“Enemy Aliens” and “Conchies”: Perceptions of the “Un-British” in the Fraser Valley, 1939-1945
DOI:
https://doi.org/10.14288/bcs.vi209.193790Keywords:
Germans, Japanese Canadian internment, newspapers, race and racismAbstract
In the small farming communities of British Columbia’s eastern Fraser Valley the Second World War seemed a distant phenomenon. Yet the inhabitants of Chilliwack and Abbotsford would increasingly feel the effects of the conflict in their own communities, neighbourhoods and homes in tangible ways. The war was a shared experience that brought communities together, but it was also a divisive experience; those who were seen as a threat to the cohesiveness, the safety, or economic well being of the community were demonized and often ostracized.
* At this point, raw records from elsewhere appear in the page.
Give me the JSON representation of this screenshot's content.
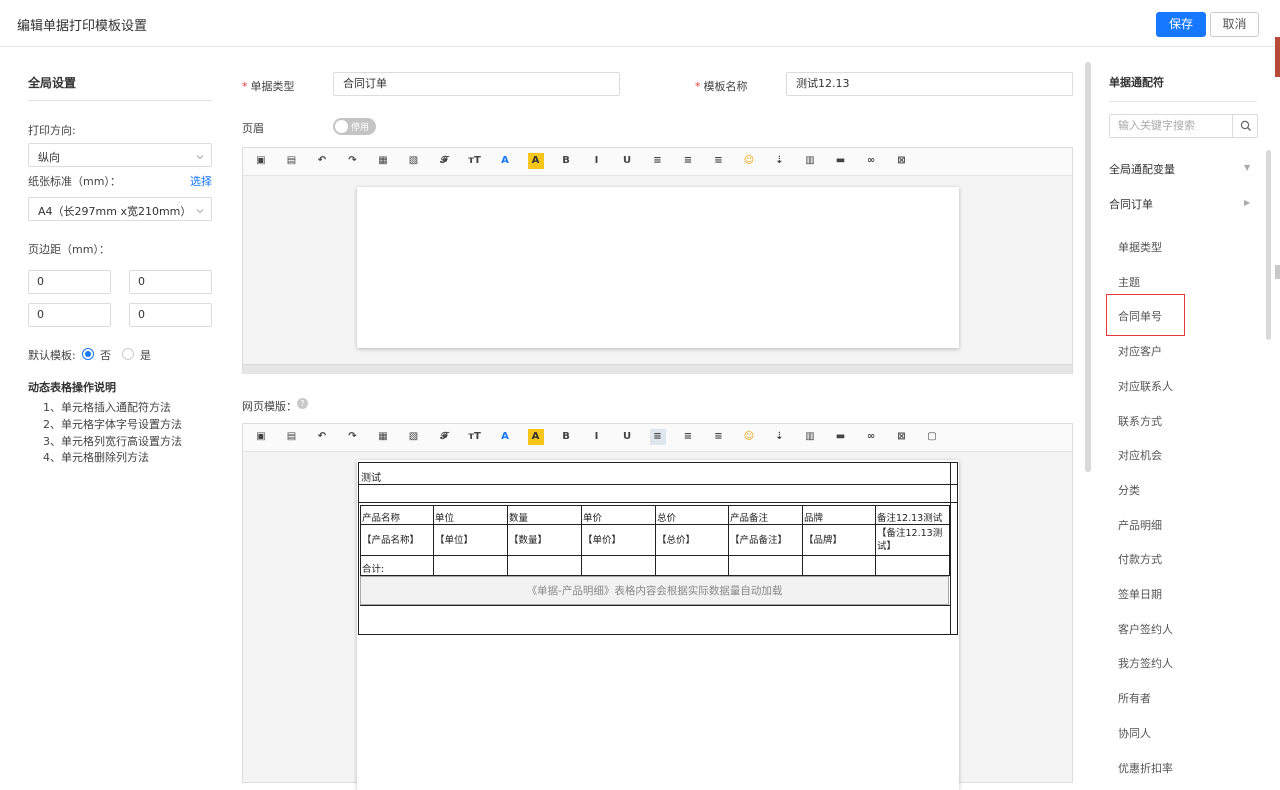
{
  "header": {
    "title": "编辑单据打印模板设置",
    "save_label": "保存",
    "cancel_label": "取消"
  },
  "global_settings": {
    "title": "全局设置",
    "print_direction_label": "打印方向:",
    "print_direction_value": "纵向",
    "paper_label": "纸张标准（mm）：",
    "paper_choose": "选择",
    "paper_value": "A4（长297mm x宽210mm）",
    "margin_label": "页边距（mm）：",
    "margins": [
      "0",
      "0",
      "0",
      "0"
    ],
    "default_template_label": "默认模板:",
    "default_no": "否",
    "default_yes": "是",
    "default_selected": "否",
    "instructions_title": "动态表格操作说明",
    "instructions": [
      "1、单元格插入通配符方法",
      "2、单元格字体字号设置方法",
      "3、单元格列宽行高设置方法",
      "4、单元格删除列方法"
    ]
  },
  "form": {
    "doc_type_label": "单据类型",
    "doc_type_value": "合同订单",
    "template_name_label": "模板名称",
    "template_name_value": "测试12.13",
    "header_label": "页眉",
    "header_toggle_text": "停用",
    "web_template_label": "网页模版："
  },
  "template_table": {
    "title": "测试",
    "headers": [
      "产品名称",
      "单位",
      "数量",
      "单价",
      "总价",
      "产品备注",
      "品牌",
      "备注12.13测试"
    ],
    "row": [
      "【产品名称】",
      "【单位】",
      "【数量】",
      "【单价】",
      "【总价】",
      "【产品备注】",
      "【品牌】",
      "【备注12.13测试】"
    ],
    "total_label": "合计:",
    "auto_note": "《单据-产品明细》表格内容会根据实际数据量自动加载"
  },
  "wildcards": {
    "title": "单据通配符",
    "search_placeholder": "输入关键字搜索",
    "groups": [
      "全局通配变量",
      "合同订单"
    ],
    "items": [
      "单据类型",
      "主题",
      "合同单号",
      "对应客户",
      "对应联系人",
      "联系方式",
      "对应机会",
      "分类",
      "产品明细",
      "付款方式",
      "签单日期",
      "客户签约人",
      "我方签约人",
      "所有者",
      "协同人",
      "优惠折扣率"
    ],
    "highlighted_item": "合同单号"
  }
}
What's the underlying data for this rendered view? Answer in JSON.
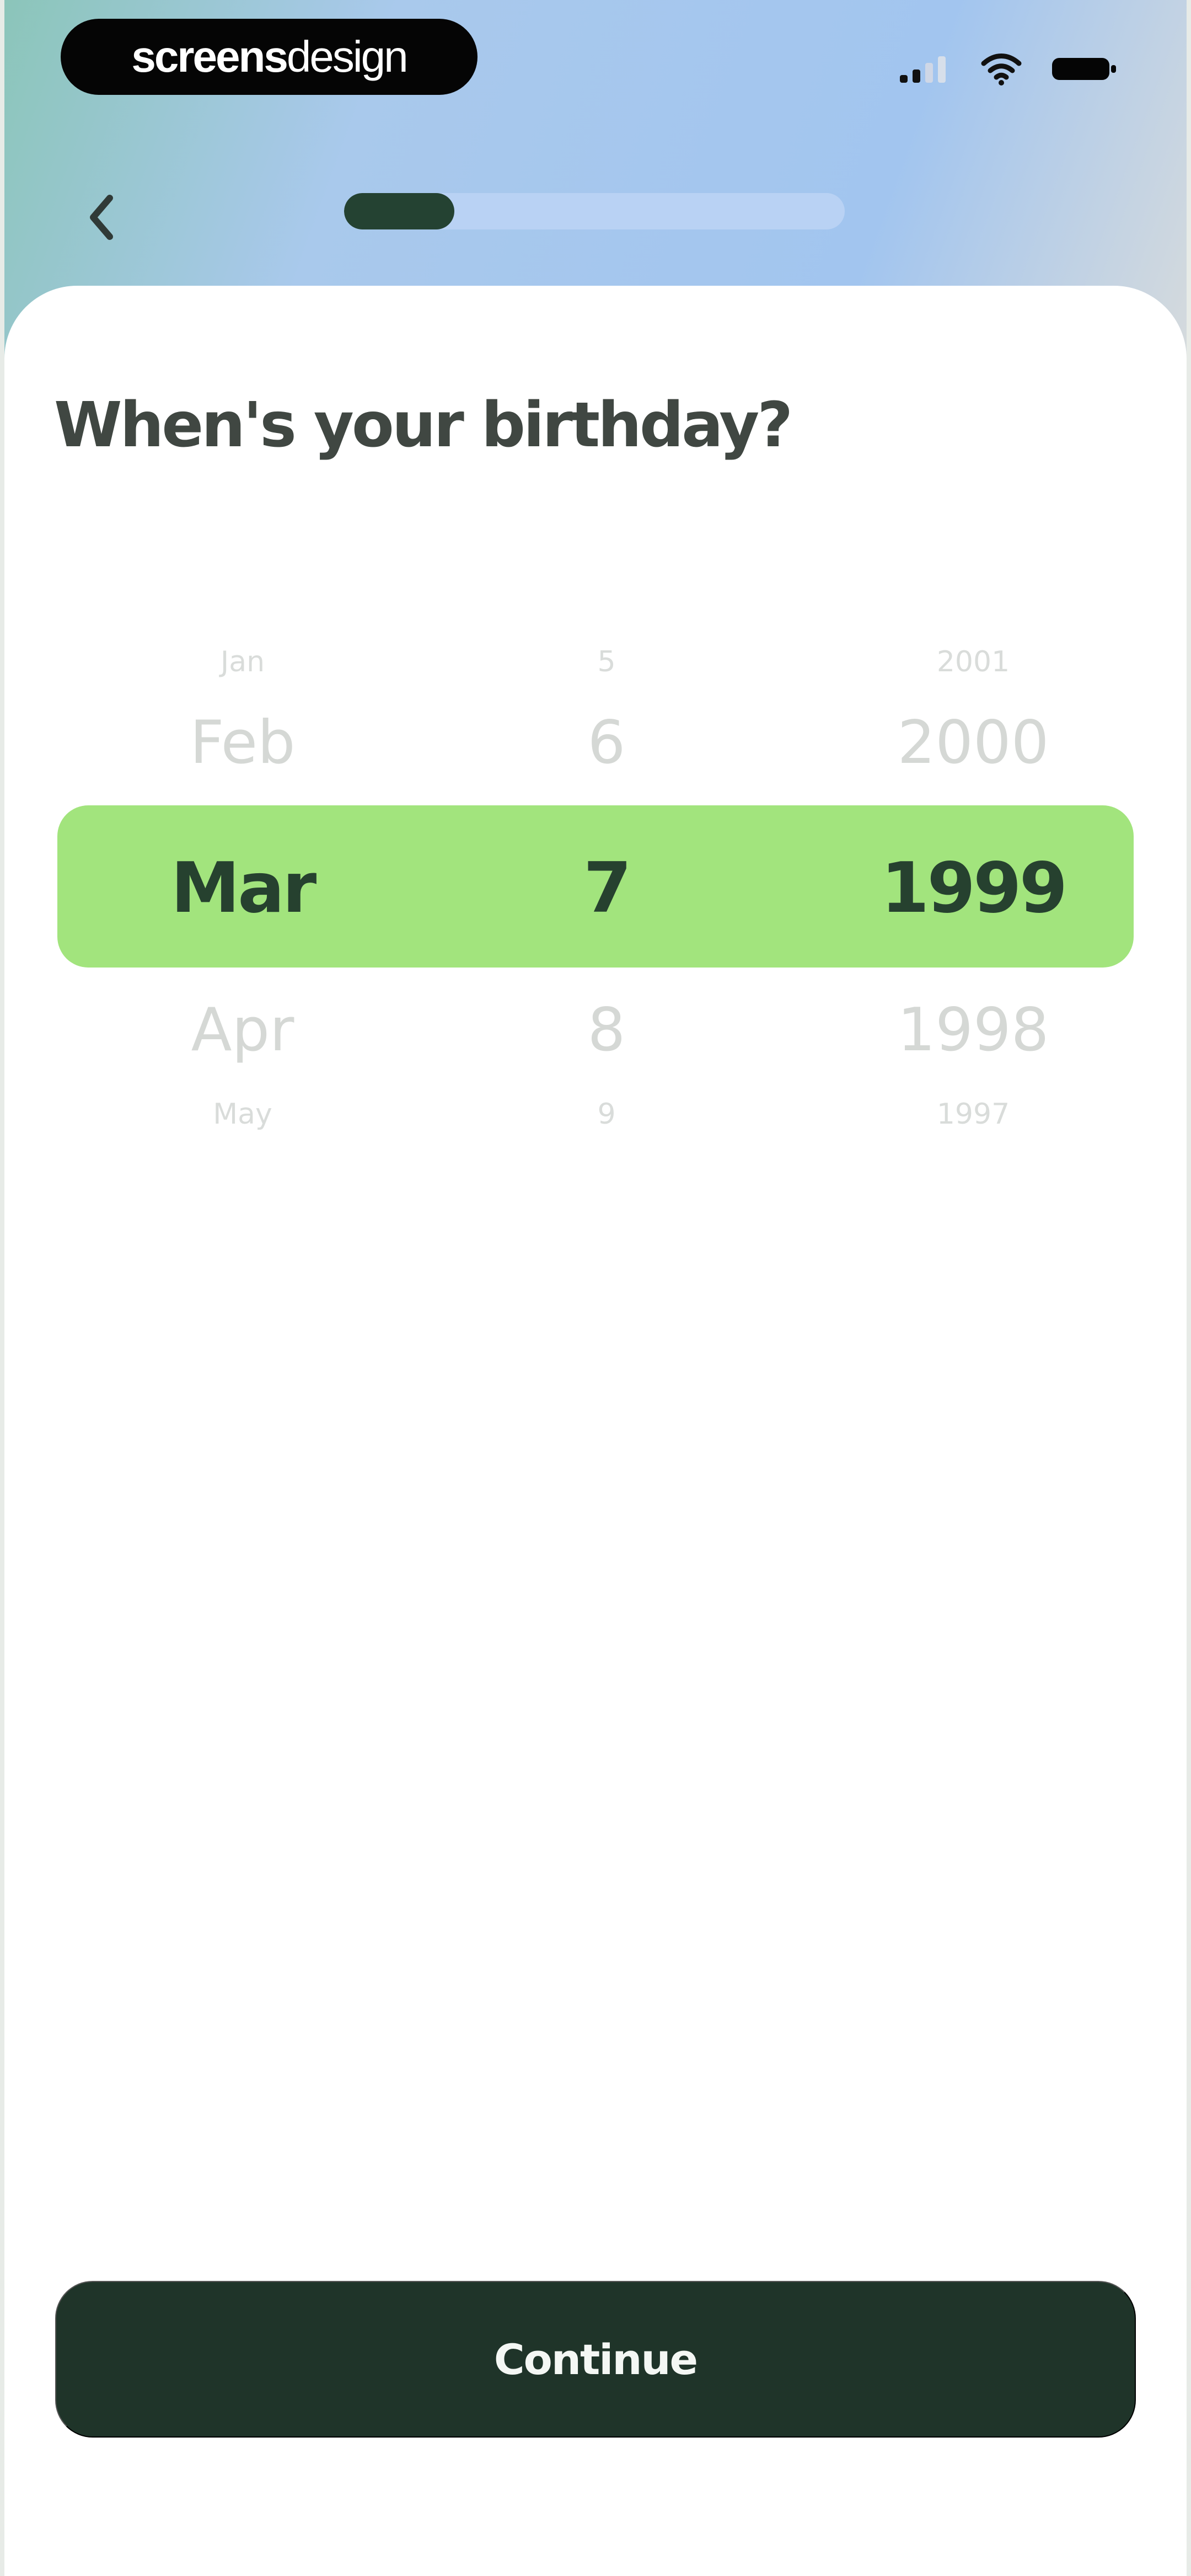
{
  "status_bar": {
    "brand_strong": "screens",
    "brand_light": "design",
    "icons": [
      "signal-icon",
      "wifi-icon",
      "battery-icon"
    ]
  },
  "navigation": {
    "back_icon": "chevron-left-icon",
    "progress": 0.22
  },
  "question": {
    "title": "When's your birthday?"
  },
  "birthday_picker": {
    "month": {
      "faint_above": "Jan",
      "above": "Feb",
      "selected": "Mar",
      "below": "Apr",
      "faint_below": "May"
    },
    "day": {
      "faint_above": "5",
      "above": "6",
      "selected": "7",
      "below": "8",
      "faint_below": "9"
    },
    "year": {
      "faint_above": "2001",
      "above": "2000",
      "selected": "1999",
      "below": "1998",
      "faint_below": "1997"
    }
  },
  "actions": {
    "continue_label": "Continue"
  },
  "colors": {
    "highlight": "#a2e47d",
    "button": "#1f3429",
    "progress_fill": "#244232",
    "progress_track": "#b9d2f4"
  }
}
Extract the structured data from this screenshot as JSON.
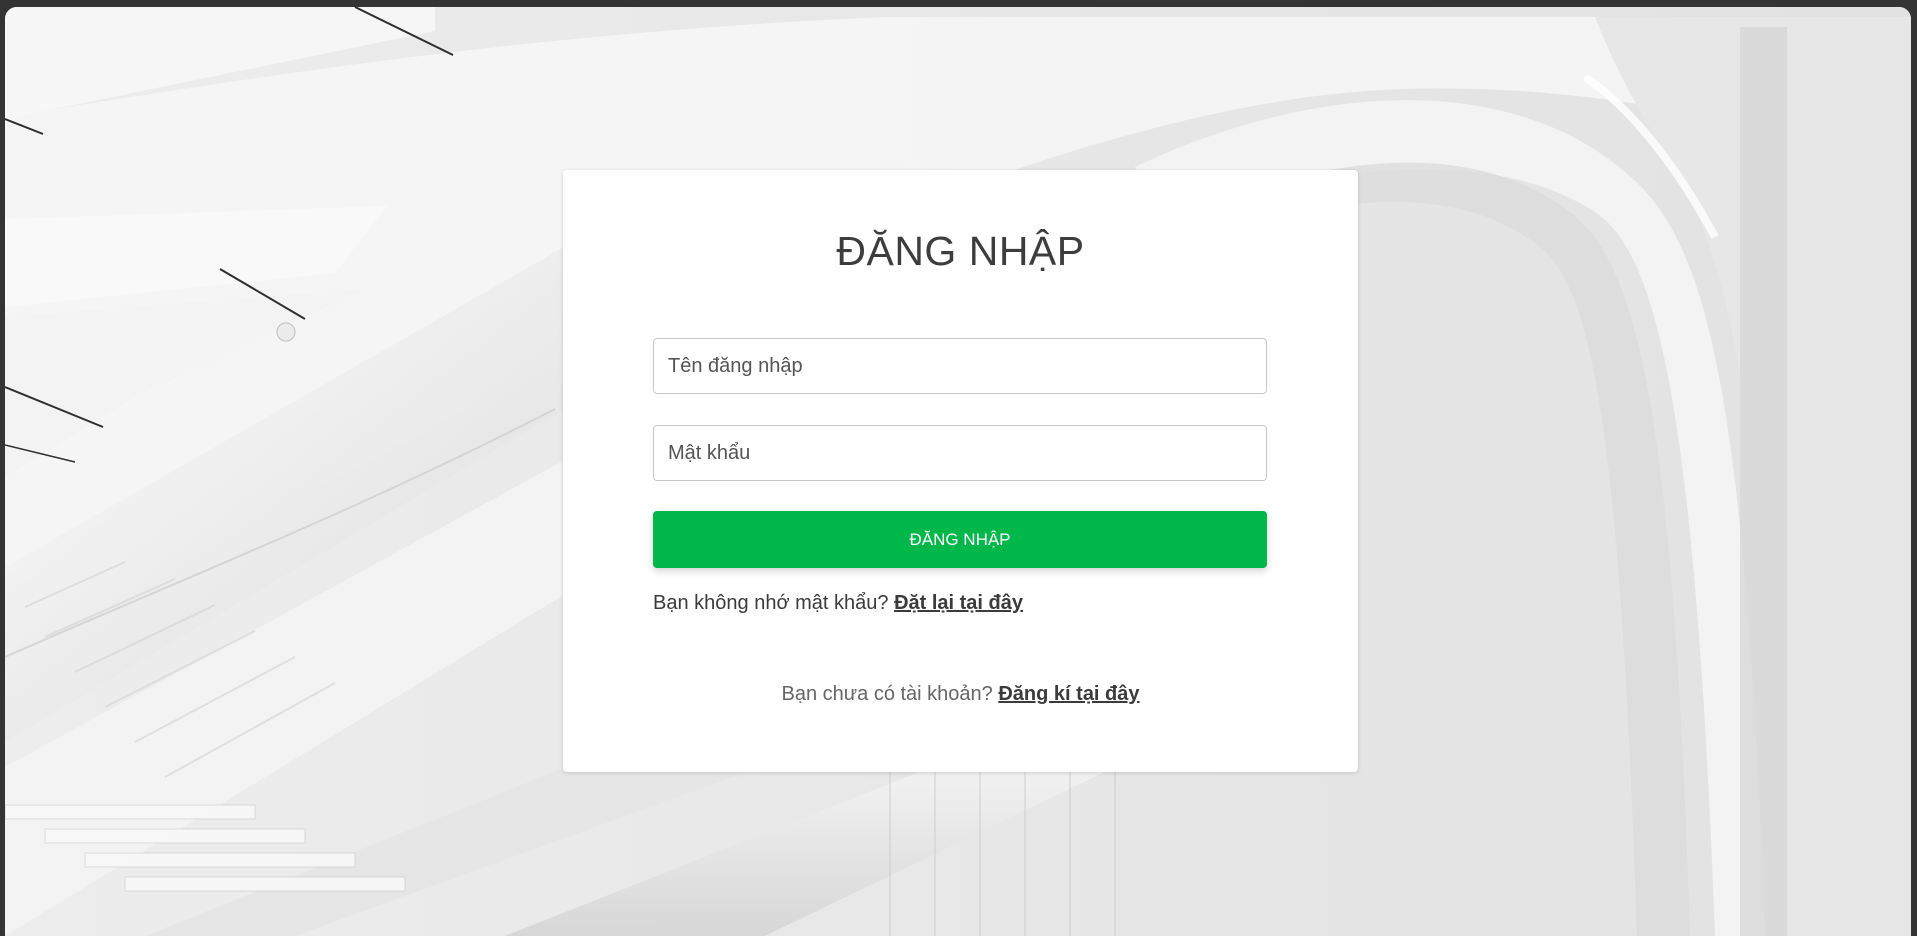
{
  "login_form": {
    "title": "ĐĂNG NHẬP",
    "username_placeholder": "Tên đăng nhập",
    "password_placeholder": "Mật khẩu",
    "submit_label": "ĐĂNG NHẬP",
    "forgot_prompt": "Bạn không nhớ mật khẩu?",
    "forgot_link": "Đặt lại tại đây",
    "register_prompt": "Bạn chưa có tài khoản?",
    "register_link": "Đăng kí tại đây"
  },
  "colors": {
    "primary_button": "#00b74a",
    "card_background": "#ffffff"
  }
}
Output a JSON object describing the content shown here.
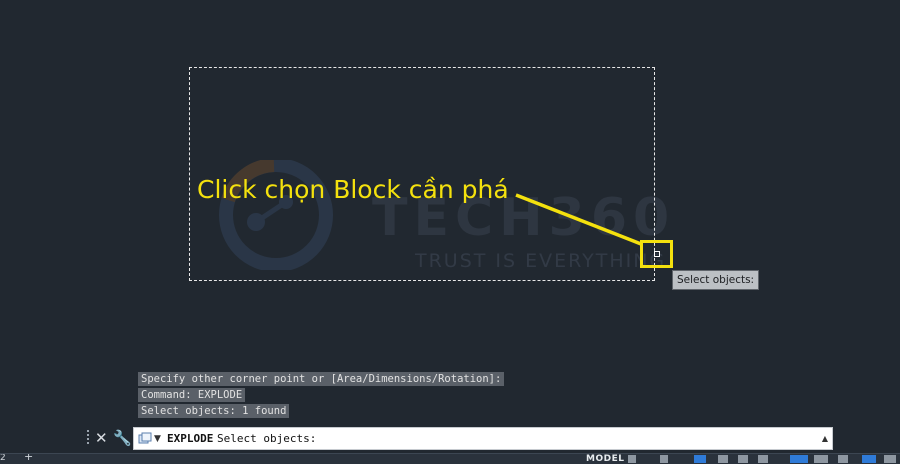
{
  "annotation": {
    "label": "Click chọn Block cần phá",
    "color": "#f4e10e"
  },
  "watermark": {
    "brand": "TECH360",
    "slogan": "TRUST IS EVERYTHING"
  },
  "tooltip": {
    "text": "Select objects:"
  },
  "command_history": [
    "Specify other corner point or [Area/Dimensions/Rotation]:",
    "Command: EXPLODE",
    "Select objects: 1 found"
  ],
  "command_line": {
    "command": "EXPLODE",
    "prompt": "Select objects:",
    "value": "",
    "close_icon": "close-icon",
    "settings_icon": "wrench-icon"
  },
  "status_bar": {
    "layout_number": "2",
    "add_icon": "plus-icon",
    "space_label": "MODEL"
  },
  "colors": {
    "background": "#212830",
    "accent": "#f4e10e",
    "selection": "#e8e8e8"
  }
}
This article addresses how Canadians’ perceptions of ethnic “others”, especially ‘enemy aliens’, were shaped within these hometown horizons during the Second World War. Throughout the war, social anxieties coalesced around groups from enemy countries, particularly Germans and Japanese-Canadians. Though not technically enemy aliens, Mennonites found themselves at the forefront of such conversations, less because they were ethnically German or spoke that language, than because they were conscientious objectors. All these groups were distinguishable in the Fraser Valley, their allegiance was intensely scrutinised, and ultimately their citizenship’s legitimacy was circumscribed. The results also challenge historiographical assumptions that Anglo-Canadian identity and citizenship was exclusively ethnically defined until the 1960s.